そして…静寂、加えて部屋を照らしていた松明の光が消えて、薄暗く、そしてただっ広い空間になり、

 

 

部屋の中央に黄金色でこう書かれていた。

 

 

 

 

『CONGRATULATION!!』

 

 

 

 

 

 

「い…!」

 

「「「「いやったぁぁぁぁぁぁぁ!!!」」」」

 

各々目の前に現れたリザルト画面。それを見て歓喜の声を挙げた。

中にはレベルアップした者もいた。

だが何よりも、この死闘を共に戦い、そして生き抜いた。その喜びが大きかった。

互いに肩を抱き合い、拳を打合い、ハイタッチ。

皆が出来うる限りの喜びがこのボス部屋を支配していた。

 

「はぁっ…はぁっ…!!」

 

そして…見事にラストアタックを決めたキリトは…喜びに浸るよりも、ホッとしたという安堵感と、終わったという疲労感に打ち拉がれていた。

 

「お疲れさまキリト君。」

 

「やった!やったよキリト!!ボク達勝ったよ!!」

 

「お、落ち着けユウキ!き、極まってる、極まってるって!!」

 

ようやく生き延びたと思えば、歓喜の余り飛び付いてきたユウキの腕で首が絞まり、呼吸困難で死にそうになる。

 

「ちょっ…ユウキ、キリト君の顔、青くなってるわよ!?」

 

「えっ?あぁっ!キリト、ごめん!」

 

「い、いや、構わないよ…!…エステルも…お疲れさま。」

 

「うん、でも…ちょっと…ヘマしちゃったけどね。」

 

「ヘマしても結果として勝てたんだ。見事な剣技だったぜ?Congratulation!この勝利はアンタの…アンタらのモンだ。」

 

「いや……これは皆が協力した勝利だと、俺は思うよ…。」

 

自分がMVPだと言わんばかりに称えるエギルだが、キリトとしては自分一人の力で勝てたとも思っていない。
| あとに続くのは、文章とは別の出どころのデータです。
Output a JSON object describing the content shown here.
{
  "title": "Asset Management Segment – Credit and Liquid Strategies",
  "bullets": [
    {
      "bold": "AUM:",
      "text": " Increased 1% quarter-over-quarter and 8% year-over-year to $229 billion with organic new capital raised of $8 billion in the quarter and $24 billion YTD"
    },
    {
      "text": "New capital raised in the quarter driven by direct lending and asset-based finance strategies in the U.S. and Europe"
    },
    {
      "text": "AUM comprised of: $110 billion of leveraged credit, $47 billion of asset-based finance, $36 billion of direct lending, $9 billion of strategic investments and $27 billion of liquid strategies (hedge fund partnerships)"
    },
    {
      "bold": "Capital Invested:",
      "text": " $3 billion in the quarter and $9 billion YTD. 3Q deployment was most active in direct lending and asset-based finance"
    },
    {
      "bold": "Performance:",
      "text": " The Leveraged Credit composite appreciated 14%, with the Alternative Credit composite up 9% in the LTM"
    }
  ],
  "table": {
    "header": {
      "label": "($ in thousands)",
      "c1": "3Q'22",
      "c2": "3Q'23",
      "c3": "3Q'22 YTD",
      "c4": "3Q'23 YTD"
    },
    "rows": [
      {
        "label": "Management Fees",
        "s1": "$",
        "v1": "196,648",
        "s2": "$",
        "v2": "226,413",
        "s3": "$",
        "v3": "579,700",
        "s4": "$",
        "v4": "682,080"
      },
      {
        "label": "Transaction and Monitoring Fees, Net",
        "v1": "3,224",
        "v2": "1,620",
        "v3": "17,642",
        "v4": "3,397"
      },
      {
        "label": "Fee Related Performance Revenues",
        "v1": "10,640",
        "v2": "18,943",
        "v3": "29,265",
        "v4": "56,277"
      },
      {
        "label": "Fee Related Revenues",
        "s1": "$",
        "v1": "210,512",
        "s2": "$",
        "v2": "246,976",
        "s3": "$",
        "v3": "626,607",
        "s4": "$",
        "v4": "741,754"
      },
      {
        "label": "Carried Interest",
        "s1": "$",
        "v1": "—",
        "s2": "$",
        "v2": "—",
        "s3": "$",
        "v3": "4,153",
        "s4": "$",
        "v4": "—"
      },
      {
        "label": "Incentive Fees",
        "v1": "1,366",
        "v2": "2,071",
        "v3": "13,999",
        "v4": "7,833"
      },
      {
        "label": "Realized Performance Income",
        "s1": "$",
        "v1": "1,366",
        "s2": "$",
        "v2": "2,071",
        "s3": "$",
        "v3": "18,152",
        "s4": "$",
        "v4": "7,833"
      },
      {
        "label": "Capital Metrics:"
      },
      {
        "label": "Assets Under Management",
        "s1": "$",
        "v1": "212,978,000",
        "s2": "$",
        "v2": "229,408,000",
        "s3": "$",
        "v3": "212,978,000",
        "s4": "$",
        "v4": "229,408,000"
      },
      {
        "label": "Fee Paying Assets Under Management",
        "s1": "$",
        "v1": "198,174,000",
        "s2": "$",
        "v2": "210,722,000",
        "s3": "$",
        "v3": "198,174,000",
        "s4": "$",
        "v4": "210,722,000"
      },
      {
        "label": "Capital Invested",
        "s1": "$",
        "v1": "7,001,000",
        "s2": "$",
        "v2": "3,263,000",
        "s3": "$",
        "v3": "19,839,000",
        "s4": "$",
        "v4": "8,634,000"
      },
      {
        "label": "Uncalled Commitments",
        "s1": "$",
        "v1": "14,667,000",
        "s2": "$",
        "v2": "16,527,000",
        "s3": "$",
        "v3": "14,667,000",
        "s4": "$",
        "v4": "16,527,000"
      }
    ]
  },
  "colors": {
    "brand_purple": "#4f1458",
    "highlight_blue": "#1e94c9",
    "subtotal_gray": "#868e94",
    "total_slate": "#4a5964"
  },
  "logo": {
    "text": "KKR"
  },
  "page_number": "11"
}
一人ではフロアボスは倒せないと、何よりも思っていたから。

しかし、共に戦い抜いた戦友達は、キリトを称えた。

 

「ありがとよ!!」

 

「スゲぇソードスキルだったぜ!」

 

「今度パーティ組んでくれよな!!」

 

皆が…自分を褒めてくれる。

暖かくも、何処かむず痒い。そんな気持ちで満たされたキリトは…少し顔を綻ばせる。

だが…

 

「なんでやっ!!!」

 

一部のプレイヤーは…そんな彼を認められずにいた。